In comparing the two, Ricciardi said, "Purcey is a little more of an upside guy. He kind of reminds us of (Jeremy) Affeldt of Kansas City, a little bit more power. Jackson doesn't throw as hard--he probably pitches at 90, 91, 92--but he really pounds the strike zone. We think we have a little bit of a contrast--in one power, in one a little bit more control. It'd be nice, if everything works out, (that) we got those two guys pitching in our rotation at some point."

Purcey had been drafted twice before without signing. He was a 20th-round pick for the Mariners in 2001. The Yankees selected him in the 17th round in 2003 when Purcey was a draft-eligible sophomore. After a disappointing sophomore season, the Yankees made a run at signing Purcey after he went 4-1, 1.88 in the Cape Cod League. It was at the Cape that Purcey started developing his curveball and changeup, giving him compliments to his 90-95 mph fastball.

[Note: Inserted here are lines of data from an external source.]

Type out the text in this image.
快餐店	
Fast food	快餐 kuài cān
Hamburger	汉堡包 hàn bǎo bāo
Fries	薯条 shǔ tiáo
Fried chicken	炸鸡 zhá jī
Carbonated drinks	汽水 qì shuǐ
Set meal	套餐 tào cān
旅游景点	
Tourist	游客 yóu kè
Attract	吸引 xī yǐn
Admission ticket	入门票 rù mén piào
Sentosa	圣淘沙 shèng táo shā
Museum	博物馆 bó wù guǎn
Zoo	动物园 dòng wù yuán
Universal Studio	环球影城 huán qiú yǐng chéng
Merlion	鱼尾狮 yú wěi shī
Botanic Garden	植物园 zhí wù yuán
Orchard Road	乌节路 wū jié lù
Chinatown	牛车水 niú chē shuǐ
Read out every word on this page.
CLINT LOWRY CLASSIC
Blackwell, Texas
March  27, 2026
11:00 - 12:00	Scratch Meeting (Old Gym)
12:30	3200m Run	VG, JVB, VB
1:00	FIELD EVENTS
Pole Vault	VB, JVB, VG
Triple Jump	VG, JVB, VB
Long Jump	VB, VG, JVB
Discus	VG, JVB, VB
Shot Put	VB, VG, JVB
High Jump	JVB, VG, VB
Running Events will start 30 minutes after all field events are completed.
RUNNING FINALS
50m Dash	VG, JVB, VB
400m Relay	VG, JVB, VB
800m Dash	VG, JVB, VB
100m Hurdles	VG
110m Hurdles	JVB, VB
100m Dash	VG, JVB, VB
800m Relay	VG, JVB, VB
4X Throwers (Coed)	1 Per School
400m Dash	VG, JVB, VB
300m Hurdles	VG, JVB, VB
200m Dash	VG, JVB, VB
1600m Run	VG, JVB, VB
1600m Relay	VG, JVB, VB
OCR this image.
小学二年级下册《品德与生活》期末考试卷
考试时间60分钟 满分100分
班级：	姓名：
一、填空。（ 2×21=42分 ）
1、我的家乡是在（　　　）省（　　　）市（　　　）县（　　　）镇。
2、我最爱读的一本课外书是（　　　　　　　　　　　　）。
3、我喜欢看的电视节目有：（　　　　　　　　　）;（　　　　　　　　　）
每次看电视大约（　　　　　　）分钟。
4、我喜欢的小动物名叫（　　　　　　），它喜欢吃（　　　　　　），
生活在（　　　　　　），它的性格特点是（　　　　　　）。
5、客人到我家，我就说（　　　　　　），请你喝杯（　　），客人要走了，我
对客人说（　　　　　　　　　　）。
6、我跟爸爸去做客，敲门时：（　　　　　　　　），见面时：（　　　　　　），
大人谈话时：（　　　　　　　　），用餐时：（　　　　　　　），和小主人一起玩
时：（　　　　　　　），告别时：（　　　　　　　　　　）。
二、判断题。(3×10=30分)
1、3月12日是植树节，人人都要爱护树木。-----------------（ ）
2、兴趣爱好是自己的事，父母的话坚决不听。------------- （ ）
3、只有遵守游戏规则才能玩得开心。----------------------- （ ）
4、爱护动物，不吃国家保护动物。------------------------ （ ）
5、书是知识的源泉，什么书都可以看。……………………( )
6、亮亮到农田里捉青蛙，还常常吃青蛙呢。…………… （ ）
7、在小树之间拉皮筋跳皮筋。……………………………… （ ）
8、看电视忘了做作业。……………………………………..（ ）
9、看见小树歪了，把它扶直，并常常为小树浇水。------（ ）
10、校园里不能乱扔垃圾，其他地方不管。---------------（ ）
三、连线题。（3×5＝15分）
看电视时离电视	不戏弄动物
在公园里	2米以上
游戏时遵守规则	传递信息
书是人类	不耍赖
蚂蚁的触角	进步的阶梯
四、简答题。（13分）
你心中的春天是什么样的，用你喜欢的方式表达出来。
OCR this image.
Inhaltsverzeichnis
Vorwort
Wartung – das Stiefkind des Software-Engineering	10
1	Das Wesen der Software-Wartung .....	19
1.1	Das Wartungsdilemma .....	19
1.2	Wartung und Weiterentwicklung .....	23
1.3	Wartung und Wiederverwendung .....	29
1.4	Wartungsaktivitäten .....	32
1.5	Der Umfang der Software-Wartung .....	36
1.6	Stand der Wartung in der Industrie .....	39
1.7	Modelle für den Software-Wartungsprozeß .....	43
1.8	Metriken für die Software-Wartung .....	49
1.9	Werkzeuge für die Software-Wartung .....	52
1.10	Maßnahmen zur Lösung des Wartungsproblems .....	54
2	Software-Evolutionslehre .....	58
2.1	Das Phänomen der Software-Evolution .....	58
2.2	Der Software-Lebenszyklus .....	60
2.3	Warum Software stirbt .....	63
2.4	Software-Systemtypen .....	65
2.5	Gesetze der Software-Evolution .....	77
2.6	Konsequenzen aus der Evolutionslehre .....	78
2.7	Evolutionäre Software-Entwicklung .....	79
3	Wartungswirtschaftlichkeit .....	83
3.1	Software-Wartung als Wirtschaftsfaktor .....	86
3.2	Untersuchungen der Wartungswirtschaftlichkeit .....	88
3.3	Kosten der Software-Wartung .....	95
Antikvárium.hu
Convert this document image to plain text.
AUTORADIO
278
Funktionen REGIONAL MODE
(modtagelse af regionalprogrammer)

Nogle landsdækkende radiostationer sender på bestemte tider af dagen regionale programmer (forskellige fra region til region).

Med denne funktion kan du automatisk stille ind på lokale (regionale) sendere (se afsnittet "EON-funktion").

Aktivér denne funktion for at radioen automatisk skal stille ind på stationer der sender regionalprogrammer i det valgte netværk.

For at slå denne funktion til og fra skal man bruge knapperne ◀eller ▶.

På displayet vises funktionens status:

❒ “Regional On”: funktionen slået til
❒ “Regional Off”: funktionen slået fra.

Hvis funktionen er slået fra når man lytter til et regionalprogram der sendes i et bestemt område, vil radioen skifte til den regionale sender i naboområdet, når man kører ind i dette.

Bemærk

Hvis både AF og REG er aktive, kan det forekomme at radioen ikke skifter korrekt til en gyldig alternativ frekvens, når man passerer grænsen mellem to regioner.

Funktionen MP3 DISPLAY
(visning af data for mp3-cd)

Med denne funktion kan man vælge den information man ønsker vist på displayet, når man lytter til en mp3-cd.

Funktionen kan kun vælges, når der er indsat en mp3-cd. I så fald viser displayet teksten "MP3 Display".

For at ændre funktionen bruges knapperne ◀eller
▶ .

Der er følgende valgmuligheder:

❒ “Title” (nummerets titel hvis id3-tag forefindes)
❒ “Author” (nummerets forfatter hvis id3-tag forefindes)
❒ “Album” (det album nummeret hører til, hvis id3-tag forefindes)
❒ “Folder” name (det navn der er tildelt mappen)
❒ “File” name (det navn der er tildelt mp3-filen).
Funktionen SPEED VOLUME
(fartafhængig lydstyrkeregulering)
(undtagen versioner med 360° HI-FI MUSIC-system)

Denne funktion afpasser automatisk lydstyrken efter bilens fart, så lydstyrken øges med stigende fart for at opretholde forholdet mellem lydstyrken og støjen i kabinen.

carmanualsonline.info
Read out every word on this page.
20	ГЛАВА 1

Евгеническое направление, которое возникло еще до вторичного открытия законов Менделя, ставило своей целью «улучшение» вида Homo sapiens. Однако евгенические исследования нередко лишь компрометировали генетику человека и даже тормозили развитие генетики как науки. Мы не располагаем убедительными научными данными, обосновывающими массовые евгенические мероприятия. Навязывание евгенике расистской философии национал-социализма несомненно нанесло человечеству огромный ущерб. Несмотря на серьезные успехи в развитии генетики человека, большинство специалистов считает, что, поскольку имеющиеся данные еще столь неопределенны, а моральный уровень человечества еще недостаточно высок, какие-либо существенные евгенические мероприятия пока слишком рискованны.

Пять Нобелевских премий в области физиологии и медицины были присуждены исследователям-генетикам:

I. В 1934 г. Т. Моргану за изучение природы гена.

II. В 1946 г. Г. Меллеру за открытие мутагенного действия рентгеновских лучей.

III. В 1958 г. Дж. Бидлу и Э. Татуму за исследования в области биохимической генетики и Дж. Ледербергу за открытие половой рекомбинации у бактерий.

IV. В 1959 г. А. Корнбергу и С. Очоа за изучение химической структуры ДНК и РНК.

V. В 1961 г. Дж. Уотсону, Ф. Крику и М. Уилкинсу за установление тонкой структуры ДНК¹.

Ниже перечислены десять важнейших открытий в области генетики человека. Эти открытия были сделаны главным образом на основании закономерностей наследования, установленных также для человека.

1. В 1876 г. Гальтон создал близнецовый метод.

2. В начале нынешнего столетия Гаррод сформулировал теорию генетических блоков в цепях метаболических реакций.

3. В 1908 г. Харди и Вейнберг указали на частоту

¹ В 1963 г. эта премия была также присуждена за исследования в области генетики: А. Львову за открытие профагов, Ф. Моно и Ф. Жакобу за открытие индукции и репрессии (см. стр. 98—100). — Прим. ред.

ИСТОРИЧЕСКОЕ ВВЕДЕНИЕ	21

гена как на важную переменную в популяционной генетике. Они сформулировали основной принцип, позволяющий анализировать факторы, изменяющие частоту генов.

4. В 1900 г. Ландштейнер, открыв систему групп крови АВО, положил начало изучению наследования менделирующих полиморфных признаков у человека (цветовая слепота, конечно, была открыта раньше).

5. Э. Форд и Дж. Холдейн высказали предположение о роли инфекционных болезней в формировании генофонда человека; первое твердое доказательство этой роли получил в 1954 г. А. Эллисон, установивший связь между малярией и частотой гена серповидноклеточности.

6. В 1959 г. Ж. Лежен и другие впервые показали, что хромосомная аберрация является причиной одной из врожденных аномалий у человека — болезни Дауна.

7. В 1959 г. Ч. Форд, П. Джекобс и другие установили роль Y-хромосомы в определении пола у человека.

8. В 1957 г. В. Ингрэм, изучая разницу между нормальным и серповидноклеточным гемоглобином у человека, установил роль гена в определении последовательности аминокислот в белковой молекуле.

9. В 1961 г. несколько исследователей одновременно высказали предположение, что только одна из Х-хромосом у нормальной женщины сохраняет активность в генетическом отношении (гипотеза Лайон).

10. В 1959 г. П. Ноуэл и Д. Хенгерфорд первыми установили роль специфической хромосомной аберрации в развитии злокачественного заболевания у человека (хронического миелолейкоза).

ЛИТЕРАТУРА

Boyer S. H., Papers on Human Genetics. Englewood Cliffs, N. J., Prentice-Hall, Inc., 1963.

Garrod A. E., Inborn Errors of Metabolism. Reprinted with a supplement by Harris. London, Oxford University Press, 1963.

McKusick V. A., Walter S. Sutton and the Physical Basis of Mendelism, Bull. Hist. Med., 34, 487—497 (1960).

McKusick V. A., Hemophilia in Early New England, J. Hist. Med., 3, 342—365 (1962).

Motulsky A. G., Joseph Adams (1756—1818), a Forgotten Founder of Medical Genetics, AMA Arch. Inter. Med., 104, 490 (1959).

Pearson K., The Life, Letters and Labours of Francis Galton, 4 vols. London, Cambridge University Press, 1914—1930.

"When you go play in a wood bat league, the first of the year you're going to have great success because the hitters don't have a good feel for the wood bats," Purcey said. "But if you're still pitching good at the end of the season, you know you're doing something right."

That success carried over to this season, as Purcey went 9-5, 3.11 with 130 strikeouts and 54 walks in 119 innings, showing consistency and ace starter stuff that he had only flashed in the past.

JAY CHATTER

Jackson was taken with one of two picks the Blue Jays received as compensation for losing starting pitcher Kelvim Escobar to the Angels as a free agent. South Alabama first baseman Adam Lind was taken with Anaheim's third-round pick.

The Blue Jays took 11 pitchers and nine position players from its first 20 picks and 19 of its first 20 picks--including the first 12--were college players.